Note the _allow_check_fail parameters support running the examples without data mounted from a server.

>>> main(variables=("rainfall", "tasmin"),
...      output_path=test_runs_output_path,
...      cpm_kwargs=dict(_allow_check_fail=True),
...      hads_kwargs=dict(_allow_check_fail=True),
... )
'set_cpm_for_coord_alignment' for 'HADs' not speficied.

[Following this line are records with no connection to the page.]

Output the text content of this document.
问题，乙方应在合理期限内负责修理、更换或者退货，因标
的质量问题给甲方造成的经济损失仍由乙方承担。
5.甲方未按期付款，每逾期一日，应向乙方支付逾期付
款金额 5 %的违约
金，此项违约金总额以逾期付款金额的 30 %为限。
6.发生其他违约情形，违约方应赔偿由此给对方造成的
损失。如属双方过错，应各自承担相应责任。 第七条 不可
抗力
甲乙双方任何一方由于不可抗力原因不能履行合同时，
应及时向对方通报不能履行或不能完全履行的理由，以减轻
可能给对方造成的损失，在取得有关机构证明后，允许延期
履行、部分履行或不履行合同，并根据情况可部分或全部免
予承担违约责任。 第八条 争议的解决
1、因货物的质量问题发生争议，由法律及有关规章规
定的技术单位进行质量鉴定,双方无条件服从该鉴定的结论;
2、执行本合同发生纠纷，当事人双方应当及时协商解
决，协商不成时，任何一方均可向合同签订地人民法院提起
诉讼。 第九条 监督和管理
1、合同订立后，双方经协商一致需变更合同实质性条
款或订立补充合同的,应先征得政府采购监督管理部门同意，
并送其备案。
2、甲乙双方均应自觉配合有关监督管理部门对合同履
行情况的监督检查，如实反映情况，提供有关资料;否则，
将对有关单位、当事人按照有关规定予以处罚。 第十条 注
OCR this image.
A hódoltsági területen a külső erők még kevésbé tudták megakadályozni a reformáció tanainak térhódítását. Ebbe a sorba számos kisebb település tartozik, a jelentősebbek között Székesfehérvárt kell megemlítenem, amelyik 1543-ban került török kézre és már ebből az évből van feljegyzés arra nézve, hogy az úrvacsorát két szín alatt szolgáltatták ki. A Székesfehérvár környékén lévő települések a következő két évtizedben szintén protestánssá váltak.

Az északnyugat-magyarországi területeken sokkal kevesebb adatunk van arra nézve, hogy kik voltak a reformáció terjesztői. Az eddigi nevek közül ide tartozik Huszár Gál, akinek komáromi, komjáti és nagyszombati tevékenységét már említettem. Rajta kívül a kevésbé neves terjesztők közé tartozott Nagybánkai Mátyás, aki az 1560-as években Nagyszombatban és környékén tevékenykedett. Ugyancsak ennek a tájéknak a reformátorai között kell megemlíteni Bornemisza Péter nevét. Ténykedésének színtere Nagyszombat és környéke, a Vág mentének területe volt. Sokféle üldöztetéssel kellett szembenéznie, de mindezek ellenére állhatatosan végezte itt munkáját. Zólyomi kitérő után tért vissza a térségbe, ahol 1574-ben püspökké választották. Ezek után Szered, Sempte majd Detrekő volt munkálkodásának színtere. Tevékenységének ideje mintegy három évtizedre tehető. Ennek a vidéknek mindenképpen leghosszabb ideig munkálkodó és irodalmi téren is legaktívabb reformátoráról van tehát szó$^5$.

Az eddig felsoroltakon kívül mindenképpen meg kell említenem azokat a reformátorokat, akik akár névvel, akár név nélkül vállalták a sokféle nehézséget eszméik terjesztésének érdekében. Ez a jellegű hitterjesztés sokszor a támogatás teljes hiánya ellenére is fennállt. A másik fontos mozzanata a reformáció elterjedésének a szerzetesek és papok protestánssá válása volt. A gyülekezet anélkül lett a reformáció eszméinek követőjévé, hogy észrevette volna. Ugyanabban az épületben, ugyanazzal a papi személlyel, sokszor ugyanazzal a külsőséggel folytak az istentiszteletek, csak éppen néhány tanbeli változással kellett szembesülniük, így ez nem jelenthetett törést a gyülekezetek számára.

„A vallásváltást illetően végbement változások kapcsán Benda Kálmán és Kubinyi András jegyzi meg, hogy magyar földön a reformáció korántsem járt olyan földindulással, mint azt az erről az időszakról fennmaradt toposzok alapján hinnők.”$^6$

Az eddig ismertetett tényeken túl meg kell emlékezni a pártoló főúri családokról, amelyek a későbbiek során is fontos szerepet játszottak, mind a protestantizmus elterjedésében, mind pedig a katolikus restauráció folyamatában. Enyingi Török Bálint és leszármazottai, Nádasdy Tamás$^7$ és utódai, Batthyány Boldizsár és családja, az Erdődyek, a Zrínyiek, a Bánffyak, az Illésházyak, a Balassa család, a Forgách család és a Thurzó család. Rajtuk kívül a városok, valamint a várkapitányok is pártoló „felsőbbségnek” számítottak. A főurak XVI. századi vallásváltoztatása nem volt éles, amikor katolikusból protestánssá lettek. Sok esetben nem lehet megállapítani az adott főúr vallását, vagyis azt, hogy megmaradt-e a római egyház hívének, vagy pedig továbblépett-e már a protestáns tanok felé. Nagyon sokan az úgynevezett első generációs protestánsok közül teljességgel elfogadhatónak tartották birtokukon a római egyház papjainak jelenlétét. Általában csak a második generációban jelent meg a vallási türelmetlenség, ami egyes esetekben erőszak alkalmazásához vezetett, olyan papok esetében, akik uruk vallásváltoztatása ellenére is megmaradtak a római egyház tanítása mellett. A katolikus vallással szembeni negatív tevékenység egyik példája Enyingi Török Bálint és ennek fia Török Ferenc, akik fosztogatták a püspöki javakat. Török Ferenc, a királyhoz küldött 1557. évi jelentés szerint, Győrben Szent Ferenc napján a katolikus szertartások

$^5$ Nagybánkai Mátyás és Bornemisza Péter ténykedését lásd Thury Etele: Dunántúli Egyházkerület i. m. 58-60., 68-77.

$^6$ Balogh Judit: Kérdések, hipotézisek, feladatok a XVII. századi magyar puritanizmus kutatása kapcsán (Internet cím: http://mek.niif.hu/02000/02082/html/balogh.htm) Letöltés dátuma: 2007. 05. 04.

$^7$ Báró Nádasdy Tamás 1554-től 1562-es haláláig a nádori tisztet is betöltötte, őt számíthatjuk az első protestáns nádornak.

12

Defaulting to 'self.cpm_input_path': '...'
clim-recal pipeline configurations:
<ClimRecalConfig(variables_count=2, runs_count=1,
                 regions_count=1, methods_count=1,
                 cpm_folders_count=2, hads_folders_count=2,
                 start_index=0, stop_index=None,
                 cpus=...)>
<CPMResamplerManager(variables_count=2, runs_count=1,
                     input_paths_count=2)>
<HADsResamplerManager(variables_count=2, input_paths_count=2)>
No steps run. Add '--execute' to run steps.